Legendary Pop singer and actress Whitney Houston has died at age 48 on Saturday night.
Police confirmed she was found unconscious in her hotel room at the Beverly Hilton in Los Angeles where she had been staying as a guest, and was pronounced dead at 3:55pm (11.55pm GMT). Fire department personnel and hotel staff tried in vain to resuscitate her before the police arrived.
No reason for her death has yet been disclosed but police have said there was “no obvious signs of criminal intent” and that “She has been positively identified by friends and family that were with her at the hotel.
Houston, who struggled with addiction problems over the years, sold more than 170 million albums, singles and videos over her career.
The daughter of singer Cissy Houston, Whitney was born on August 9, 1963, in Newark, New Jersey. Famed music producer Clive Davis reportedly spotted Houston 20 years later in a New York nightclub, signing her on the spot.
The singer’s rendition of the national anthem at the 1991 Super Bowl, days into the first Persian Gulf War, earned raves and cemented her place in the American musical landscape.

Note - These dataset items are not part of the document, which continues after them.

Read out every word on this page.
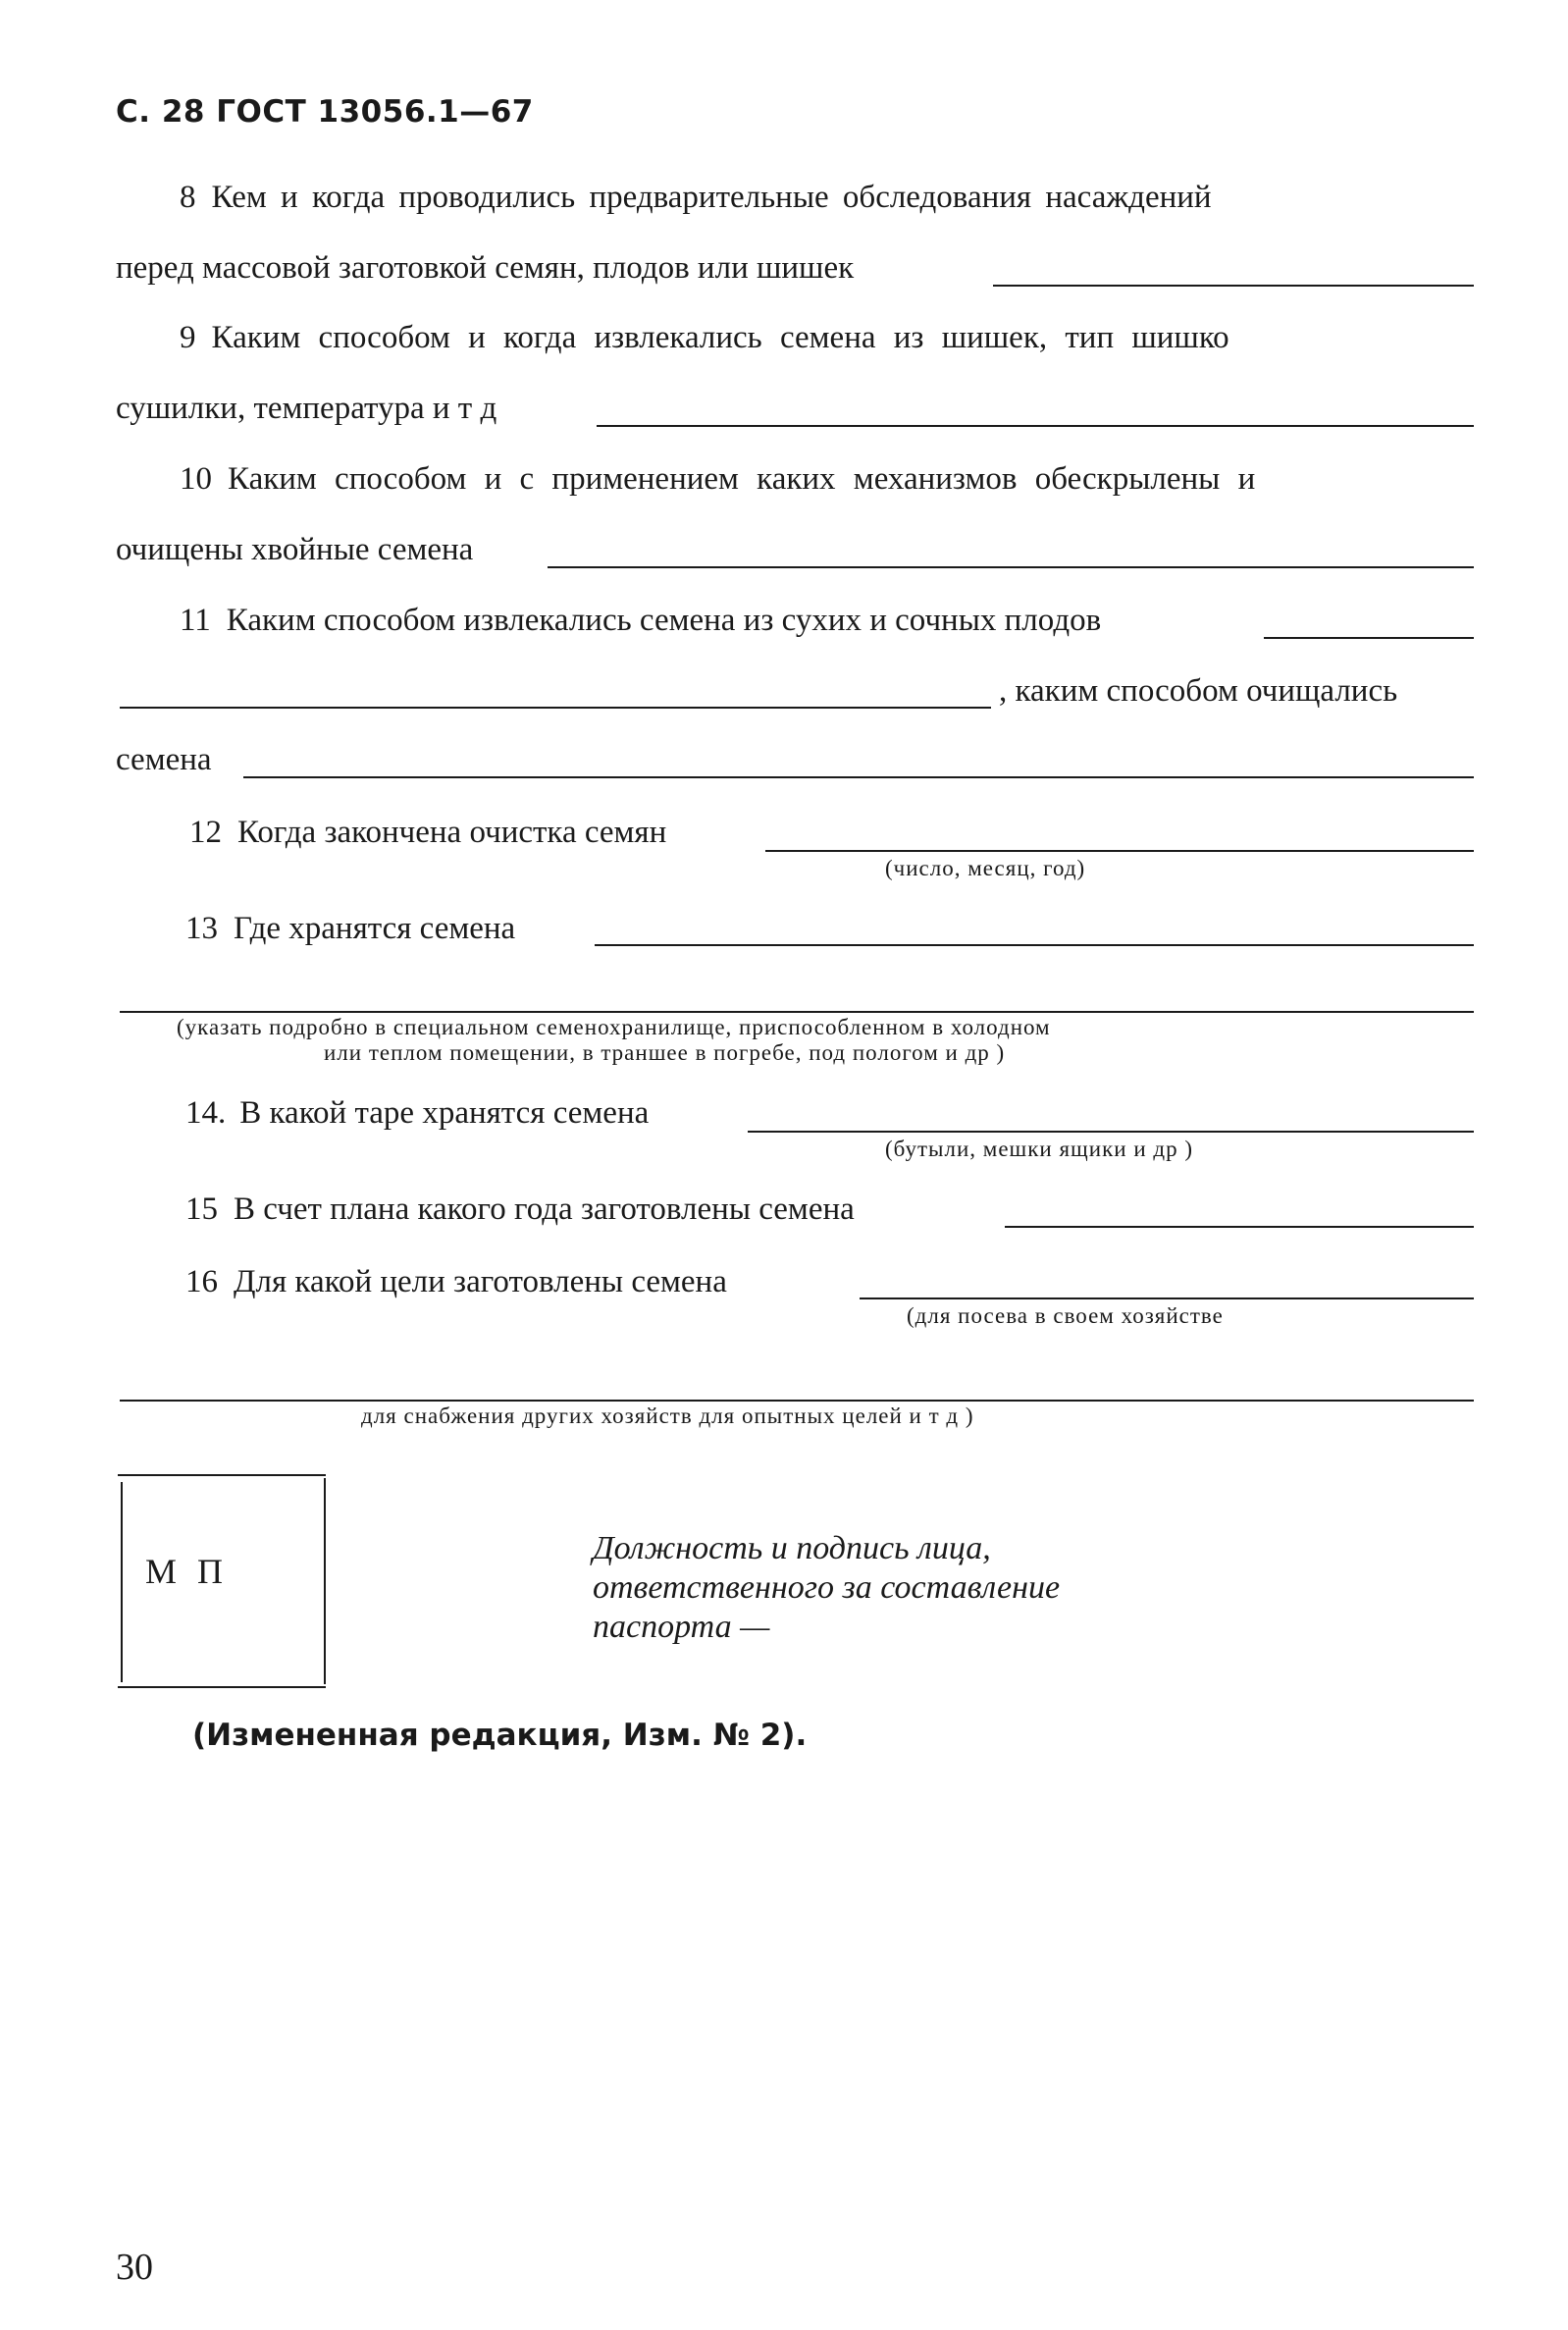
С. 28 ГОСТ 13056.1—67
8 Кем и когда проводились предварительные обследования насаждений
перед массовой заготовкой семян, плодов или шишек
9 Каким способом и когда извлекались семена из шишек, тип шишко
сушилки, температура и т д
10 Каким способом и с применением каких механизмов обескрылены и
очищены хвойные семена
11 Каким способом извлекались семена из сухих и сочных плодов
, каким способом очищались
семена
12 Когда закончена очистка семян
(число, месяц, год)
13 Где хранятся семена
(указать подробно в специальном семенохранилище, приспособленном в холодном
или теплом помещении, в траншее в погребе, под пологом и др )
14. В какой таре хранятся семена
(бутыли, мешки ящики и др )
15 В счет плана какого года заготовлены семена
16 Для какой цели заготовлены семена
(для посева в своем хозяйстве
для снабжения других хозяйств для опытных целей и т д )
М П
Должность и подпись лица,
ответственного за составление
паспорта —
(Измененная редакция, Изм. № 2).
30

After “The Bodyguard,” Houston went on to appear in several more films in the 1990s, including “Waiting to Exhale.”
In 2000, Houston earned her sixth Grammy for best female R&B performance and, a month later, she was named female artist of the decade at the “Soul Train” Music Awards. Houston died on the eve of this year’s Grammy Awards.
Her career stalled, however, in subsequent years as she entered rehab for addiction problems. In May 2011, Houston got help for her much-publicized struggle with drugs and alcohol.
In a 2009 interview with Oprah Winfrey, Houston recalled how her mother arrived one day at her doorstep at her daughter’s house with sheriff’s officers and a court order in a drug intervention. She talked about doing cocaine and smoking marijuana.
Houston had a high-profile and tumultuous marriage to Bobby Brown, a former “New Edition” star who has had multiple brushes with the law. The couple appeared together in the mid-2000s on the reality show “Being Bobby Brown.”
Producer Clive Davis steered Houston’s career for more than 25 years, also serving as a mentor.